I wasn’t sure whether it was anger or heartache that had me refusing a ride home with Ida Belle, but suddenly, I felt like jogging. It was as though five days of pent-up energy needed to get out of my body before I exploded. So I set out of Gertie’s house at a fast clip and jogged around the block twice before heading for Main Street. With Ally back in her own house, I needed to stock my kitchen with things I could handle. Basically, things that went in the microwave.

Gertie was good for a couple meals a week and Ally was always dropping by a dessert, but I couldn’t depend on either of them to be my personal caterer. I was fairly certain Ida Belle lived on bread and cans of beans. She preferred simple and efficient to elaborate and time-consuming. I had spent my share of time living on only one or two items, but as long as Walter stocked a decent supply of microwave dinners at the General Store, I saw no reason to resort to peanut butter sandwiches every day.
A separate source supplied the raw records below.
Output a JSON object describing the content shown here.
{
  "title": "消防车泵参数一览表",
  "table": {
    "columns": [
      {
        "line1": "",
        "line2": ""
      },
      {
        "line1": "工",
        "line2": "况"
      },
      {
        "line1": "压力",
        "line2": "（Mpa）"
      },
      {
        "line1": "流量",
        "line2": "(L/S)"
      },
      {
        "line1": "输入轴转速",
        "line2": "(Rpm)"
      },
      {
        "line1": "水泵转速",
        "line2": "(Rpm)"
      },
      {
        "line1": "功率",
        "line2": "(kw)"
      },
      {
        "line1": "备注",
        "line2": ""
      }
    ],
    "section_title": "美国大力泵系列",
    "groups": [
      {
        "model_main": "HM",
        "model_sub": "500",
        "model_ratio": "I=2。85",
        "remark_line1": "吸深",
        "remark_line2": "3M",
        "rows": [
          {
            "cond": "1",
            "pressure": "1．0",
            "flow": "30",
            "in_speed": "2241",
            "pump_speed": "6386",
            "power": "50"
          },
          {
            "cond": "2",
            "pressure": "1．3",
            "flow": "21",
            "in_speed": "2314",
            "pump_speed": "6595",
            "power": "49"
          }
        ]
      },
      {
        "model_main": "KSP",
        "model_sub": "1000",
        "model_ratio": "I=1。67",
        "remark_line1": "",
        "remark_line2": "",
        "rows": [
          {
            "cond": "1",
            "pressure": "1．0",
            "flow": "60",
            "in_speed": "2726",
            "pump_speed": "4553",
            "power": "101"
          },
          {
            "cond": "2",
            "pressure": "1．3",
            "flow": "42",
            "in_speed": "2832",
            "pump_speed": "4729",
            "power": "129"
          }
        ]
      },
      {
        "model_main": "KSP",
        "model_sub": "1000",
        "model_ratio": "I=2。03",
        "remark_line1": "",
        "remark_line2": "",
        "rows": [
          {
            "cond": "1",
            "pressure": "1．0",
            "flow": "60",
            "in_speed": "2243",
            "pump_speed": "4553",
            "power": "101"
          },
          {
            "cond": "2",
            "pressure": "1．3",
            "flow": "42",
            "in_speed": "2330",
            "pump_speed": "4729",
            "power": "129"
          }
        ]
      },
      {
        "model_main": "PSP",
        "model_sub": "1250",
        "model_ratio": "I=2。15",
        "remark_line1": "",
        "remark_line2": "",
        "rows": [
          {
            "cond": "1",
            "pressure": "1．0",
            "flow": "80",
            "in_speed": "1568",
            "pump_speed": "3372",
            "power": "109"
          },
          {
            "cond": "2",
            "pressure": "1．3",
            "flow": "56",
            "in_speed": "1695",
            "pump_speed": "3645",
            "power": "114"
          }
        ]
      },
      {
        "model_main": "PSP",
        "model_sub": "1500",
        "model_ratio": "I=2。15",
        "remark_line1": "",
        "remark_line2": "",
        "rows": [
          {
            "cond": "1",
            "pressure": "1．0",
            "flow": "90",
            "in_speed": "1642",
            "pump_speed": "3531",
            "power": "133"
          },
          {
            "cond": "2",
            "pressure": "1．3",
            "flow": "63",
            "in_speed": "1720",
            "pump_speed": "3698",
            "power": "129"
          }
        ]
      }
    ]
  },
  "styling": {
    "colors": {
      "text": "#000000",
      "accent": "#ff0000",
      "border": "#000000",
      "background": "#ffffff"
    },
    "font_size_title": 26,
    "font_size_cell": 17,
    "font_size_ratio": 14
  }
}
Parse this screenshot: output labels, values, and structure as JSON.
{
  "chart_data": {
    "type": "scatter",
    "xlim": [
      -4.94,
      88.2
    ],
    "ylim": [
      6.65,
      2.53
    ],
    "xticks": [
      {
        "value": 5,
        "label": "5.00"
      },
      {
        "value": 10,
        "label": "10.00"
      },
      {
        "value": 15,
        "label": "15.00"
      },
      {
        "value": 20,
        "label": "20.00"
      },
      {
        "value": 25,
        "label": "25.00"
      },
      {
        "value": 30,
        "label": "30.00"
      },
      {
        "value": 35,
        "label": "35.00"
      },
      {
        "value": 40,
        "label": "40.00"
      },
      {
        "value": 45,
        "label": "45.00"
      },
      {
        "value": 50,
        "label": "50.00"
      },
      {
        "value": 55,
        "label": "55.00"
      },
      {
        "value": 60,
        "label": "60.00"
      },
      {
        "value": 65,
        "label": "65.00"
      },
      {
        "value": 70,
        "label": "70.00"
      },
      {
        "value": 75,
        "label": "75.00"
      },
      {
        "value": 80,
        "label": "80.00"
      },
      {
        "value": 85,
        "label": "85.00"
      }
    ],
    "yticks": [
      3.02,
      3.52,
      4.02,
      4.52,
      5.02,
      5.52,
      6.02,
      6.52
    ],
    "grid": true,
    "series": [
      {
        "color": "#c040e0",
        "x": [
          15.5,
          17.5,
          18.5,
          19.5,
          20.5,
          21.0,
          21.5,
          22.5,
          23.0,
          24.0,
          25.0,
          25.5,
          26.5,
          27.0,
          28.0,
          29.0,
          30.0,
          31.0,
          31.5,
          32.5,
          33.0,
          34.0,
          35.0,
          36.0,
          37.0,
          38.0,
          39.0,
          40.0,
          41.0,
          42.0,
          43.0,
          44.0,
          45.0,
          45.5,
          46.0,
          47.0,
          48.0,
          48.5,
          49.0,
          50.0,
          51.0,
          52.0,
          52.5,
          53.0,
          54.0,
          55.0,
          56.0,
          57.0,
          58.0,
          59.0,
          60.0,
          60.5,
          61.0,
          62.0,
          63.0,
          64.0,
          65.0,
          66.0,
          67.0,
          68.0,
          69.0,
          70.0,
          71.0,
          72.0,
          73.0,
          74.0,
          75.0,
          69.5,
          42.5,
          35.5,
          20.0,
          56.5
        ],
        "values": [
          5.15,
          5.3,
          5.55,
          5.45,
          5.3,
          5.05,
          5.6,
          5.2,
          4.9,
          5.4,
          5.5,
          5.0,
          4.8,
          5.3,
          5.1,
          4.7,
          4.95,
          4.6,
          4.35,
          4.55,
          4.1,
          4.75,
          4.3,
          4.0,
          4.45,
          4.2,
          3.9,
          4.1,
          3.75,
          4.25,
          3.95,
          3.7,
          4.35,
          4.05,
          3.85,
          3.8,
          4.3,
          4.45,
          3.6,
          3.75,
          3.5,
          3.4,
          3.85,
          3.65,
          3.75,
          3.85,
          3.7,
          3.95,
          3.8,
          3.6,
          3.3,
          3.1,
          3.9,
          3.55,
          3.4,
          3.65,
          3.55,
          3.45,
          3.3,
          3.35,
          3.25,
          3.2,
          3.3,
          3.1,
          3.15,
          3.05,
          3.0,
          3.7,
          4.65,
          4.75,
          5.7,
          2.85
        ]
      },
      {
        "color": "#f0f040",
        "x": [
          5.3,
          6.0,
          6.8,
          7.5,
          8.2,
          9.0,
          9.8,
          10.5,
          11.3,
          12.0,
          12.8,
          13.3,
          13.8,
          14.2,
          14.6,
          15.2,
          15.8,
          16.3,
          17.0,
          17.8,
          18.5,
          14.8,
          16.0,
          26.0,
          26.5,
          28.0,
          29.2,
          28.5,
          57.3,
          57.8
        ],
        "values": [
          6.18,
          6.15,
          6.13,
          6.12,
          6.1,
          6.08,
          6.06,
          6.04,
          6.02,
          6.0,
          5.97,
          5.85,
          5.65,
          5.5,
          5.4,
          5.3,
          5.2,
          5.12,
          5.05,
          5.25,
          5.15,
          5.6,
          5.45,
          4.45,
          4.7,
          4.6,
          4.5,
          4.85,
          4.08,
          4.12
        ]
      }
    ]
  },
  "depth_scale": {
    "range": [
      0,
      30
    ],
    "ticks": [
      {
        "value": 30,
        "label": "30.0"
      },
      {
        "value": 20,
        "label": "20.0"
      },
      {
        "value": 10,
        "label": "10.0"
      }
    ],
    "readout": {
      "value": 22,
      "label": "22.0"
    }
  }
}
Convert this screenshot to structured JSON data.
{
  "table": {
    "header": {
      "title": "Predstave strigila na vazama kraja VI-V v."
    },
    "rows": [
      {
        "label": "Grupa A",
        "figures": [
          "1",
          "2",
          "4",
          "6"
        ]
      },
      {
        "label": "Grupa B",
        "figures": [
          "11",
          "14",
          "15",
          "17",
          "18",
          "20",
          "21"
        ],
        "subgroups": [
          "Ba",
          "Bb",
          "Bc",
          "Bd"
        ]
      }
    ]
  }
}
The General Store was busy. A couple of the men I recognized as regulars from the café. They both nodded on their way out. Two of the women sang in the choir at church. There was a young woman with a baby in a stroller at the checkout counter that I didn’t know and a woman with a man in a wheelchair picking out potato chips.

I gave the woman with the stroller another look.

Twenty-ish, five foot four, thin but poor muscle tone. The baby was a much bigger threat to someone like me.

I gave the couple in front of the potato chips a once-over.

Man in his late forties, hard to determine height in the chair but not tall, decent upper body, signaling he’d probably been in the chair for a while. No threat at all.

Woman in her midforties, five foot six, good muscle tone, no discernable threat.

I waved at Walter, who was in his usual spot behind the register, and grabbed a plastic shopping bin.

I’d selected a week’s worth of frozen entrées and was just about to move on to snacks when I heard the bells jangle on the front door. A couple seconds later, Celia’s voice sounded behind me.

“It should be a crime for you to stroll around loose in this town,” she said.

The store went quiet, and I sighed before turning around. There wasn’t a chance in hell she was talking to someone else. The last thing I was in the mood for was a stupid argument with Celia, but short of going the coward route and walking out of the store, it didn’t appear I had a way out. She stood there in the center of the store, hands on her ample hips, her flowered dress hiked up unevenly on the right side. Her face was contorted in the usual scowl she wore when I came into her view.

“I see Deputy LeBlanc is shirking his responsibilities again,” Celia said.

“Carter can’t arrest someone without evidence,” I said, “no matter how badly you want him to.”

“I don’t need evidence to know you’re a lying, scheming outsider. Nothing bad ever happened in this town until you arrived.”

“Same argument, different day,” I said. “And I refuse to waste my time on logic with you. Here’s the bottom line—I can’t be the perpetrator because while the Internet Romeo was working his magic last week, I was in police custody in New Orleans.”

“So you claim.”

“So Carter verified. And trust me when I say, if I were going to pretend to be a secret online lover or whatever, the absolute last person in the world I would do that to is you. I don’t have the imagination or the stomach to even look at you without wincing. If I said something nice to you, much less romantic, I’d cut my own tongue out with a butter knife.”

The woman with the baby choked back a laugh and Walter grinned. Celia sucked in a breath and her face flushed with anger. She shot a dirty look toward the cash register, then glared at me. “You are a lying, thieving tramp, and if it’s the last thing I ever do, I will see you run out of this town.”

She whirled around, clearly intending to make her dramatic exit, but as she took one step forward, her shin connected with the footrest on the man’s wheelchair and she went sprawling into a rack that held toiletries. The rack tipped over, sending a shower of shampoo and lotion down on top of her. One of the shampoo bottles tipped to the side on the rack, and a stream of shampoo trickled over the side and on top of Celia’s head.